For two-dimensional arrays we have a corresponding sum with indices $$(i,j)$$ for $$f$$ and $$(i-a, j-b)$$ for $$g$$ respectively. This looks almost the same in the definition above, with one major difference. Rather than using $$(i+a, j+b)$$ we are using the difference instead. Note, though, that this distinction is mostly cosmetic since we can always match the notation by using $$\tilde{V}[a,b] = V[-a, -b]$$ to obtain $$h = x \circledast \tilde{V}$$. Note that the original definition is actually a cross correlation. We will come back to this in the following section.

## Waldo Revisited¶

Let’s see what this looks like if we want to build an improved Waldo detector. The convolutional layer picks windows of a given size and weighs intensities according to the mask $$V$$. We expect that wherever the ‘waldoness’ is highest, we will also find a peak in the hidden layer activations.

There’s just a problem with this approach: so far we blissfully ignored that images consist of 3 channels - red, green and blue. In reality images are thus not two-dimensional objects but three-dimensional tensors, e.g. of $$1024 \times 1024 \times 3$$ pixels. We thus index $$\mathbf{x}$$ as $$x[i,j,k]$$. The convolutional mask has to adapt accordingly. Instead of $$V[a,b]$$ we now have $$V[a,b,c]$$.

The last flaw in our reasoning is that this approach generates only one set of activations.

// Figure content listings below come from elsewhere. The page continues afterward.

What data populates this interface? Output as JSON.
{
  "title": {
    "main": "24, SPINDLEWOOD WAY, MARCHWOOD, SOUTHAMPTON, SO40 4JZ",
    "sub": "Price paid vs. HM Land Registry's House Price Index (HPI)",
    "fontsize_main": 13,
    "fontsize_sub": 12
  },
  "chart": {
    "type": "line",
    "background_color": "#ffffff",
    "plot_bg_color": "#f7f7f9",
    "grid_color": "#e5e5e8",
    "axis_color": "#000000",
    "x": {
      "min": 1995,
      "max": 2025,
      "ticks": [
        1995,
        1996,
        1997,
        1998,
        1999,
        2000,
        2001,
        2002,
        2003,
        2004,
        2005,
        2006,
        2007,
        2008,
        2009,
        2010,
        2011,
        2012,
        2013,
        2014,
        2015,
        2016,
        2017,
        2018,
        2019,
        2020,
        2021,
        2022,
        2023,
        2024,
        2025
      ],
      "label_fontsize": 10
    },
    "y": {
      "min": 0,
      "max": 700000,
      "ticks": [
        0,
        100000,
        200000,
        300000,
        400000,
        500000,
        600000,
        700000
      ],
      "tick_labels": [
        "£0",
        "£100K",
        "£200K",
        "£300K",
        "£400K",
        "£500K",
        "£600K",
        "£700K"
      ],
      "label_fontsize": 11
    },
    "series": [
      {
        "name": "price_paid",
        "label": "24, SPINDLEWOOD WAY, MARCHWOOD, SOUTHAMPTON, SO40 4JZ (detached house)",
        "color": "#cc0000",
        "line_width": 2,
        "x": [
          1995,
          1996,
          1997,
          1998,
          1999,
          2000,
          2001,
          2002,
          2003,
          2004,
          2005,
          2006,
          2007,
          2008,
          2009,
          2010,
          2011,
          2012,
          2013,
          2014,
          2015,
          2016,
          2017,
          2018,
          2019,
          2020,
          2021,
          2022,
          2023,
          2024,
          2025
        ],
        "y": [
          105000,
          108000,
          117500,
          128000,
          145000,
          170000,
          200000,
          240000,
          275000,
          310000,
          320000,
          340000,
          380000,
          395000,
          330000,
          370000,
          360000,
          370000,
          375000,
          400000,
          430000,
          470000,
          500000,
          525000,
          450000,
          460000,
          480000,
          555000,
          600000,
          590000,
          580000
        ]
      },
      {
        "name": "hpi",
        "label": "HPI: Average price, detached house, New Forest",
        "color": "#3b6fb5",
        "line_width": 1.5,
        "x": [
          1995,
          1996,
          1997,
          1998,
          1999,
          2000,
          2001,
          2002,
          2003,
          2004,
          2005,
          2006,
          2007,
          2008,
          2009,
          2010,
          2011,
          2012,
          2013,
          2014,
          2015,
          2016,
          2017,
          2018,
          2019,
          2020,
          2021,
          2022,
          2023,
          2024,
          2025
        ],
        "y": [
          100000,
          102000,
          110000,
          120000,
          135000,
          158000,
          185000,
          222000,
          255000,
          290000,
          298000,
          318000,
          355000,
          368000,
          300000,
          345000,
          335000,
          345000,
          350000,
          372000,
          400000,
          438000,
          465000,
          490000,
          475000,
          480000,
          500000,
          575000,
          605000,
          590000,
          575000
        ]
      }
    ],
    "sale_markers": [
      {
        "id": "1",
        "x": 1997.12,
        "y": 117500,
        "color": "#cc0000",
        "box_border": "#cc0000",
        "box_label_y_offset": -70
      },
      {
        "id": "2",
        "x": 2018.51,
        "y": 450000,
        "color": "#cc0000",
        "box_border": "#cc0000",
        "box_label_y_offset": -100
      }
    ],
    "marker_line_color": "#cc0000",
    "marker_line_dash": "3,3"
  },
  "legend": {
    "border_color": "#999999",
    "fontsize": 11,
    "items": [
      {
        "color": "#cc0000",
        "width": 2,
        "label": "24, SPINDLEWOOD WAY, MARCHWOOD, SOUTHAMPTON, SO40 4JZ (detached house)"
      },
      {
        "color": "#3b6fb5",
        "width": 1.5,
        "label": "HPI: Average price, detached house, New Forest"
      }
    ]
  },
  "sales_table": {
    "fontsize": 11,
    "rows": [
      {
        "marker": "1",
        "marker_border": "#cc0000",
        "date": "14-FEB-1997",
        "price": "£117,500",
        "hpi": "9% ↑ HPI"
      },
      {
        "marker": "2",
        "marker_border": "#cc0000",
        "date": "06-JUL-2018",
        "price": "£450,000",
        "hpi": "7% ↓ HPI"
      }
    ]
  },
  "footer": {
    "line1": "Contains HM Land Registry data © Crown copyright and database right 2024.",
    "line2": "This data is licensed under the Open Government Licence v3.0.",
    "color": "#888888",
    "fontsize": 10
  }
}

This might not be great if we want to detect Waldo in several steps. We might need edge detectors, detectors for different colors, etc.; In short, we want to retain some information about edges, color gradients, combinations of colors, and a great many other things. An easy way to address this is to allow for output channels. We can take care of this by adding a fourth coordinate to $$V$$ via $$V[a,b,c,d]$$. Putting all together we have:

$h[i,j,k] = \sum_{a = -\Delta}^{\Delta} \sum_{b = -\Delta}^{\Delta} \sum_c V[a,b,c,k] \cdot x[i+a,j+b,c]$

This is the definition of a convolutional neural network layer. There are still many operations that we need to address. For instance, we need to figure out how to combine all the activations to a single output (e.g. whether there’s a Waldo in the image). We also need to decide how to compute things efficiently, how to combine multiple layers, and whether it is a good idea to have many narrow or a few wide layers. All of this will be addressed in the remainder of the chaper. For now we can bask in the glory having understood why convolutions exist in principle.

## Summary¶

• Translation invariance in images implies that all patches of an image will be treated in the same manner.
• Locality means that only a small neighborhood of pixels will be used for computation.
• Channels on input and output allows for meaningful feature analysis.

## Problems¶

1. Assume that the size of the convolution mask is $$\Delta = 0$$. Show that in this case the convolutional mask implements an MLP independently for each set of channels.
2. Why might translation invariance not be a good idea after all? Does it make sense for pigs to fly?
3. What happens at the boundary of an image?
4. Derive an analogous convolutional layer for audio.
5. What goes wrong when you apply the above reasoning to text? Hint - what is the structure of language?
6. Prove that $$f \circledast g = g \circledast f$$.